The protocol for F1-ATPase purification from T. brucei was developed based on previously published methods for the isolation of F1-ATPase complexes from other species13,14. The method does not require any genetic modification (e.g., tagging) and yields a fully active complex with all subunits present. The crucial step is the chloroform-facilitated release of the F1-ATPase from the membrane-attached part of the en...

The F-type ATP synthases are membrane-bound rotating multiprotein complexes that couple proton translocation across energy-transducing membranes of bacteria, mitochondria, and chloroplasts with the formation of ATP. Molecular details of the rotational mechanism of ATP synthesis are known mainly because of structural studies of purified bacterial and mitochondrial ATP synthases and their subcomplexes1. F-type ATP synthase is organized into membrane-intrinsic and membrane-extrinsic moieties. The membrane-extrinsic part, known as F1-ATPase, contains three catalytic sites, where the phosphorylation of adenosine diphosphate (ADP) to ATP or the reverse reaction occurs. F1-ATPase can be released experimentally from the membrane-intrinsic moiety while retaining its ability to hydrolyze, but not synthesize, ATP. The membrane-bound sector, called Fo, mediates protein translocation, which drives the rotation of the central part of the enzyme. The F1 and Fo sectors are connected by the&#160;central and peripheral stalks.
The first attempts to purify the F1-ATPase from budding yeast and bovine heart mitochondria date back to the 1960s. These protocols used extracted mitochondria, which were disrupted by sonication, fractionated by ammonium or protamine sulfate precipitation, followed by optional chromatography step(s) and heat treatment2,3,4,5,6. The purification was greatly improved and simplified by the use of chloroform, which readily releases the F1-ATPase from the mitochondrial membrane fragments7. The chloroform extraction was then used to extract F1-ATPases from various animal, plant, and bacterial sources (e.g., rat liver8, corn9, Arum maculatum10, and Escherichia coli11). Further purification of the chloroform-released F1-ATPase by affinity or size-exclusion chromatography (SEC) yielded a highly pure protein complex, which was suitable for high-resolution structure determination by X-ray crystallography, as documented by the structures of F1-ATPase from bovine heart12,13 and Saccharomyces cerevisiae14. F1-ATPase structures were also determined from organisms that are difficult to cultivate and, thus, the amount of the initial biological material was limited.
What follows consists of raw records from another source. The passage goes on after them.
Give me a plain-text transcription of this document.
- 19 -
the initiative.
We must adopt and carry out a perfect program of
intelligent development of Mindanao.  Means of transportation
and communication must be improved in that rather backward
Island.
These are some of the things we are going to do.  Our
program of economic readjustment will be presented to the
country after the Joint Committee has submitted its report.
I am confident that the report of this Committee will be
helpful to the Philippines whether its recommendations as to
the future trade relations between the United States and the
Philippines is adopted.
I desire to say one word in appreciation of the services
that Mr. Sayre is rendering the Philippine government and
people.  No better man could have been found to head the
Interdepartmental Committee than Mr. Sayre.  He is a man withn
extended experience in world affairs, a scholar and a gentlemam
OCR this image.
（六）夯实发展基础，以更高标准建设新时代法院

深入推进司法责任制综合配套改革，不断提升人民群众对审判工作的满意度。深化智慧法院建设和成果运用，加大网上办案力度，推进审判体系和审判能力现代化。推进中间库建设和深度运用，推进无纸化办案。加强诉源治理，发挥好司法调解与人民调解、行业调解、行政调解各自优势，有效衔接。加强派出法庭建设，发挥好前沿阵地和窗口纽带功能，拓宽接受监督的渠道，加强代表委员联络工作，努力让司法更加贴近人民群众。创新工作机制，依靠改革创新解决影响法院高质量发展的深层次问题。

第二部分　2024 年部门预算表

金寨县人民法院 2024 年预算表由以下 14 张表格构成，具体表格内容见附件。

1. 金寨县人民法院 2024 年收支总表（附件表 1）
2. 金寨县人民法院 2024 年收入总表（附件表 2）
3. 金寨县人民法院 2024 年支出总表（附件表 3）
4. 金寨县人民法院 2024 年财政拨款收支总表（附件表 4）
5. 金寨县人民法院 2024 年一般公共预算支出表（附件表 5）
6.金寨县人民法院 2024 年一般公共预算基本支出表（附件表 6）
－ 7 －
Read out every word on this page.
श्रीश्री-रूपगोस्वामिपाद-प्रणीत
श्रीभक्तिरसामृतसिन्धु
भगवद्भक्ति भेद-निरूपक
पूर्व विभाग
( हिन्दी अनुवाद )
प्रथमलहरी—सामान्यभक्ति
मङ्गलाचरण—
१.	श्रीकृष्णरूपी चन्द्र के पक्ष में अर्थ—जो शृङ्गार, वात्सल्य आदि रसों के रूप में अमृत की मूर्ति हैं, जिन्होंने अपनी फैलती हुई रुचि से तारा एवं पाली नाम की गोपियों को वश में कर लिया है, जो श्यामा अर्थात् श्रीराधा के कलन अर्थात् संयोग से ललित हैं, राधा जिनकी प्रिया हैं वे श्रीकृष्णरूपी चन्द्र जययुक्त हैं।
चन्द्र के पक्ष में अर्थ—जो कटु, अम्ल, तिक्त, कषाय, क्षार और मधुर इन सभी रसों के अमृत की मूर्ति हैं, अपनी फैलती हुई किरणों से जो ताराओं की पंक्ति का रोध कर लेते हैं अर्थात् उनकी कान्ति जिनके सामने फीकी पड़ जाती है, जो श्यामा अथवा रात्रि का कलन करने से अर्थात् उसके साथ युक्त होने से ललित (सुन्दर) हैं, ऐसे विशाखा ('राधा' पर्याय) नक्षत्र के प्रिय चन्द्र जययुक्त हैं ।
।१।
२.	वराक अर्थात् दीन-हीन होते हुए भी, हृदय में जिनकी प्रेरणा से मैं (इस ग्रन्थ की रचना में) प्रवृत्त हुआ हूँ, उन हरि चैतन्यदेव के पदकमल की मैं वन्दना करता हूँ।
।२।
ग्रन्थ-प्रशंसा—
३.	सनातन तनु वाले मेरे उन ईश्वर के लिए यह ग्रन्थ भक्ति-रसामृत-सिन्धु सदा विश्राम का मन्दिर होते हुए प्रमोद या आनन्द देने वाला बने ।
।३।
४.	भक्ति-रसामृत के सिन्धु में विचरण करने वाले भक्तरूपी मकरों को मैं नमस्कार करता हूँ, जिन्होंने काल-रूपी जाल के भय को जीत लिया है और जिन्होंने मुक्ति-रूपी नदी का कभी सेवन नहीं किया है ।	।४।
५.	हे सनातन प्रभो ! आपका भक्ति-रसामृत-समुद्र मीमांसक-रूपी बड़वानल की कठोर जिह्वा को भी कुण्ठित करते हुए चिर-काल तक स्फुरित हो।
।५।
In this case, the F1-ATPase subunits were artificially expressed and assembled into the complex in E. coli, and the whole heterologous enzyme was purified by affinity chromatography via a tagged subunit. Such approach led to the determination of F1-ATPase structures from two thermophilic bacterial species, Geobacillus stearothermophilus15 and Caldalkalibacillus thermarum16,17. However, this methodology is rather unsuitable for eukaryotic F1-ATPases since it relies on the prokaryotic protheosynthetic apparatus, posttranslational processing, and complex assembly.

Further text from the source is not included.